I am using the following code snippet to parallelize a process (creation of embeddings for a neural network):

#...

num_processes =   max(1, cpu_count() // 2)  # Limit the number of processes to half of available CPU cores or minimum 1

def process_mol(index):
    # Get molecule from the original list using the index
    obmol = obmol_list[index]

    result = mol2vec(obmol)

    return result


if __name__ == '__main__':

    print("computing embeddings...")

    # Create a pool of worker processes
    pool = Pool(processes=num_processes) 

    # Create a list of indices corresponding to the positions of the molecules in obmol_list
    indices = range(len(obmol_list))

    # Parallelize the mol2vec function call across the OBmols in 'obmol_list'
    data_list = pool.map(process_mol, indices)

    # Close the pool to free up resources
    pool.close()
    pool.join()

    # pickl data
    with open('pickled_data/data_list.pkl', 'wb') as f:
        pickle.dump(data_list, f) 
#...

However I am getting the following error:

multiprocessing.pool.MaybeEncodingError: Error sending result: '[Data(x=[16, 396],... Reason: 'OSError(24, 'Too many open files')'

I am already using only half of the available CPU cores, but my data set (1.6 million elements) is rather large.
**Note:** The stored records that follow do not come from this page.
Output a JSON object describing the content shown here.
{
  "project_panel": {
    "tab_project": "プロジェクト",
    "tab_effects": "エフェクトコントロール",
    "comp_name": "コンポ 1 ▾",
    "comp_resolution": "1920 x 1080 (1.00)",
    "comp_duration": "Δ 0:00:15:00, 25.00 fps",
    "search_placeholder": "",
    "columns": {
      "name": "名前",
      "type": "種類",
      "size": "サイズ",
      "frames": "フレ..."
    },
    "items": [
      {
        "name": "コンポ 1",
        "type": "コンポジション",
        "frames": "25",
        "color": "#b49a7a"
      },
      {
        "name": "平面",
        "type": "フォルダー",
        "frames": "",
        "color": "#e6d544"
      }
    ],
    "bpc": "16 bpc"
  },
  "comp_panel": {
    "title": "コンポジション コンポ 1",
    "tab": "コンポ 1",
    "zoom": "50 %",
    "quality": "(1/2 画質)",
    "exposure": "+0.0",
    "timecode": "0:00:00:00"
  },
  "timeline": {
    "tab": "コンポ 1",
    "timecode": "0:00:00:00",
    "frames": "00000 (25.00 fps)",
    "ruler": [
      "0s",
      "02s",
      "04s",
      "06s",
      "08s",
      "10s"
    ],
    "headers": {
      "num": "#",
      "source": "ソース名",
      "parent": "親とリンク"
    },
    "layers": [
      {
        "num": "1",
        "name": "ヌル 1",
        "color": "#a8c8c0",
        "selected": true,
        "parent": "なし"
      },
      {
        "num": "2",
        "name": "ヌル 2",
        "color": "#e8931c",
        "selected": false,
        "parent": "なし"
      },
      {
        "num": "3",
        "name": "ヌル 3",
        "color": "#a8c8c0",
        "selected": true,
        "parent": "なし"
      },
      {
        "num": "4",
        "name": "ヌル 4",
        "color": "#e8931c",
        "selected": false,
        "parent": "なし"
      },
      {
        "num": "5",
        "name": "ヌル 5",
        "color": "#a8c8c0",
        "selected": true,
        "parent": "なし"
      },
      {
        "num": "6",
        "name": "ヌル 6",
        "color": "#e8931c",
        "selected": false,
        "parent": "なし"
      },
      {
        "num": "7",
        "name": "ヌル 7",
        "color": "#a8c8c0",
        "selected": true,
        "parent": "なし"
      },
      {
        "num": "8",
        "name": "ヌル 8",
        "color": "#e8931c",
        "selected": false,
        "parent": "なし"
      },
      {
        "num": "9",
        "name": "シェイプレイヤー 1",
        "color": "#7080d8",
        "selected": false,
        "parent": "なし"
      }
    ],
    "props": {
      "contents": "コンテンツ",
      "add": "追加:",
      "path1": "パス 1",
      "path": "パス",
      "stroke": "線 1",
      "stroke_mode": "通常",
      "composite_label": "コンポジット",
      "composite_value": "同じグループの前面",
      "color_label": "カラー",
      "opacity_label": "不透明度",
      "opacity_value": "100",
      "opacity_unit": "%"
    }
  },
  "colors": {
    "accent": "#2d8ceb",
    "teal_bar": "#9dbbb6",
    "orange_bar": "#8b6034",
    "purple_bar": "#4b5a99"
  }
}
Any ideas on how to solve this problem?

Limmi
  • 111
  • 9
  • [This question](https://stackoverflow.com/questions/45665991/multiprocessing-returns-too-many-open-files-but-using-with-as-fixes-it-wh) suggests using `with multiprocessing.Pool(nprocess) as pool:` can fix this problem. – Nick ODell Aug 07 '23 at 16:28
  • What does *mol2vec()* do? Also (not related to the issue at hand) why are you even writing *process_mol()* when you could just write *pool.map(mol2vec, obmol_list)*? Are you sure that the objects returned by *mol2vec()* can be pickled? Do they contain open file descriptors? – DarkKnight Aug 07 '23 at 16:33

1 Answers1

0

Here are some possible reasons:

  • other processes are opening files and not closing them properly using up a lot of file handles.
  • if mol2vec opens files and doesn't use a "with" then it might result in too many files being open.
  • while debugging you might have created a lot of zombie processes that still have open file handles - these need to be killed.

Try restarting the machine or looking for and killing suspicious processes. Also make sure to always use a "with" clause elsewhere in your code.

Andrew Louw
  • 679
  • 5
  • 10